Data saturation is a term used in research to indicate that no new information is expected to be added that will enhance or change the findings of a study. Data saturation is important to achieve. It is reached when there is enough information to replicate the study, when the ability of obtain additional new information has been attained, and when further coding (identification of themes) is no longer feasible.
Yet the concept of data saturation is considered to be a neglected one. This is because it is a concept that is hard to define. What is data saturation for one is not nearly enough for another.
There are two ways in which data saturation plays itself out in research:
1. Data saturation in sampling
When a researcher chooses respondents for a study (conducts ‘sampling’), they may do so using ‘theoretical sampling’. This means they will continue adding new units to the sample until the study has reached a saturation point; that is, until no new data are produced through inclusion and analysis of new units. Theoretical sampling is an approach to acquiring respondents for research that is related to an approached called ‘grounded theory’ and is characterised by the fact that the collection of data is controlled by the emerging theory. The researcher has to constantly look for new units and data, and justify the theoretical purpose for which each additional group is included in the study. This type of approach to sampling is uncommon due to the constraints of a fixed budget which determines the design of the study and its sampling parameters.

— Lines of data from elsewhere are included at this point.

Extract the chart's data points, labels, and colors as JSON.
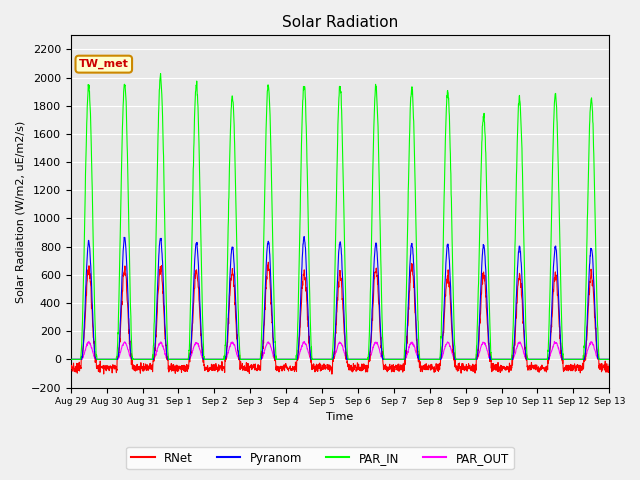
{
  "title": "Solar Radiation",
  "ylabel": "Solar Radiation (W/m2, uE/m2/s)",
  "xlabel": "Time",
  "ylim": [
    -200,
    2300
  ],
  "yticks": [
    -200,
    0,
    200,
    400,
    600,
    800,
    1000,
    1200,
    1400,
    1600,
    1800,
    2000,
    2200
  ],
  "colors": {
    "RNet": "#ff0000",
    "Pyranom": "#0000ff",
    "PAR_IN": "#00ff00",
    "PAR_OUT": "#ff00ff"
  },
  "fig_bg_color": "#f0f0f0",
  "plot_bg_color": "#e8e8e8",
  "annotation_text": "TW_met",
  "annotation_bg": "#ffffcc",
  "annotation_border": "#cc8800",
  "annotation_text_color": "#cc0000",
  "n_days": 15,
  "legend_entries": [
    "RNet",
    "Pyranom",
    "PAR_IN",
    "PAR_OUT"
  ],
  "day_labels": [
    "Aug 29",
    "Aug 30",
    "Aug 31",
    "Sep 1",
    "Sep 2",
    "Sep 3",
    "Sep 4",
    "Sep 5",
    "Sep 6",
    "Sep 7",
    "Sep 8",
    "Sep 9",
    "Sep 10",
    "Sep 11",
    "Sep 12",
    "Sep 13"
  ],
  "par_in_peaks": [
    1940,
    1960,
    2000,
    1950,
    1860,
    1940,
    1950,
    1940,
    1930,
    1920,
    1900,
    1720,
    1850,
    1870,
    1840
  ],
  "pyranom_peaks": [
    830,
    860,
    860,
    830,
    800,
    840,
    860,
    830,
    820,
    820,
    810,
    810,
    800,
    800,
    790
  ],
  "rnet_peaks": [
    650,
    640,
    640,
    630,
    620,
    650,
    630,
    610,
    650,
    650,
    600,
    600,
    600,
    610,
    610
  ],
  "par_out_peak": 120,
  "n_points_per_day": 144,
  "day_start": 0.27,
  "day_end": 0.73,
  "night_rnet": -60
}
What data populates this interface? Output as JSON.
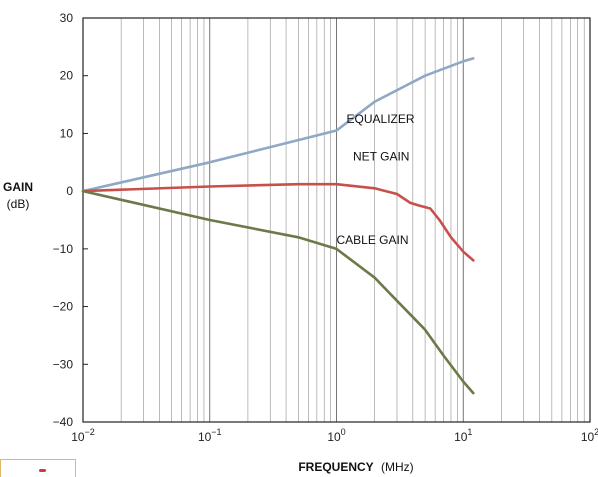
{
  "chart_data": {
    "type": "line",
    "xscale": "log",
    "xlim": [
      0.01,
      100
    ],
    "ylim": [
      -40,
      30
    ],
    "grid": true,
    "legend": "inline labels beside each curve",
    "ylabel_main": "GAIN",
    "ylabel_unit": "(dB)",
    "xlabel_main": "FREQUENCY",
    "xlabel_unit": "(MHz)",
    "yticks": [
      30,
      20,
      10,
      0,
      -10,
      -20,
      -30,
      -40
    ],
    "ytick_labels": [
      "30",
      "20",
      "10",
      "0",
      "−10",
      "−20",
      "−30",
      "−40"
    ],
    "xticks": [
      0.01,
      0.1,
      1,
      10,
      100
    ],
    "xtick_labels": [
      {
        "base": "10",
        "exp": "−2"
      },
      {
        "base": "10",
        "exp": "−1"
      },
      {
        "base": "10",
        "exp": "0"
      },
      {
        "base": "10",
        "exp": "1"
      },
      {
        "base": "10",
        "exp": "2"
      }
    ],
    "series": [
      {
        "name": "EQUALIZER",
        "color": "#8fa8c4",
        "points": [
          [
            0.01,
            0
          ],
          [
            0.1,
            5
          ],
          [
            1,
            10.5
          ],
          [
            2,
            15.5
          ],
          [
            5,
            20
          ],
          [
            10,
            22.5
          ],
          [
            12,
            23
          ]
        ]
      },
      {
        "name": "NET GAIN",
        "color": "#c8504a",
        "points": [
          [
            0.01,
            0
          ],
          [
            0.1,
            0.8
          ],
          [
            0.5,
            1.2
          ],
          [
            1,
            1.2
          ],
          [
            2,
            0.5
          ],
          [
            3,
            -0.5
          ],
          [
            3.8,
            -2
          ],
          [
            4.5,
            -2.5
          ],
          [
            5.5,
            -3
          ],
          [
            6.5,
            -5
          ],
          [
            8,
            -8
          ],
          [
            10,
            -10.5
          ],
          [
            12,
            -12
          ]
        ]
      },
      {
        "name": "CABLE GAIN",
        "color": "#6b7a48",
        "points": [
          [
            0.01,
            0
          ],
          [
            0.1,
            -5
          ],
          [
            0.5,
            -8
          ],
          [
            1,
            -10
          ],
          [
            2,
            -15
          ],
          [
            3,
            -19
          ],
          [
            5,
            -24
          ],
          [
            7,
            -28.5
          ],
          [
            10,
            -33
          ],
          [
            12,
            -35
          ]
        ]
      }
    ],
    "labels": [
      {
        "text": "EQUALIZER",
        "series": "EQUALIZER",
        "x": 1.2,
        "y": 11.8
      },
      {
        "text": "NET GAIN",
        "series": "NET GAIN",
        "x": 1.35,
        "y": 5.3
      },
      {
        "text": "CABLE GAIN",
        "series": "CABLE GAIN",
        "x": 1.0,
        "y": -9.2
      }
    ],
    "colors": {
      "axis": "#222222",
      "grid": "#333333"
    }
  }
}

Researchers often struggle with knowing how to estimate how many interviews will be required to reach data saturation and again, are often dictated by project budgets. When deciding on a study design, researchers should aim for one that is explicit regarding how data saturation is reached. To best achieve data saturation, good care should be taken in sampling a cross section of populations of interest, so that a full range of views is likely to be heard.
2. Data saturation in qualitative interview
In-depth interview and focus groups are two commonly used methods of qualitative research. They each involve the search for depth of meaning, unlike a quantitative survey which tends to focus on close-ended questions such as yes/no or rating scales. A focus group or in-depth interview is an exploratory form of research. It is open ended and less formally structured than a survey. The interviewer needs to investigate the topic of interest with the respondent until there is nothing left to add. This may be done by using questions at the end of the interview such as ‘Anything else?’ or ‘Do I need to know anything other than what I have asked you?’ This is done to ensure that saturation has been achieved; that there is nothing else to add to the topic of interest.
Failure to reach data saturation in qualitative research has an impact on the quality of the research and compromises the validity of the content. However, there is no one-size-fits-all approach to obtaining data saturation. There are data collection methods that are more likely to reach data saturation than others, although these methods are highly dependent on the study design.
Unfortunately, data saturation can really only be known after the fact, once qualitative interviews have been conducted and data has been analysed. Yet market research is typically planned, justified and costed ahead of time. So, achieving data saturation in reality, must be a combination of sensible sampling, good research design, well designed research tools, and the reality of the commercial parameters to the project.
Otherwise, your findings may as well be left out in the rain.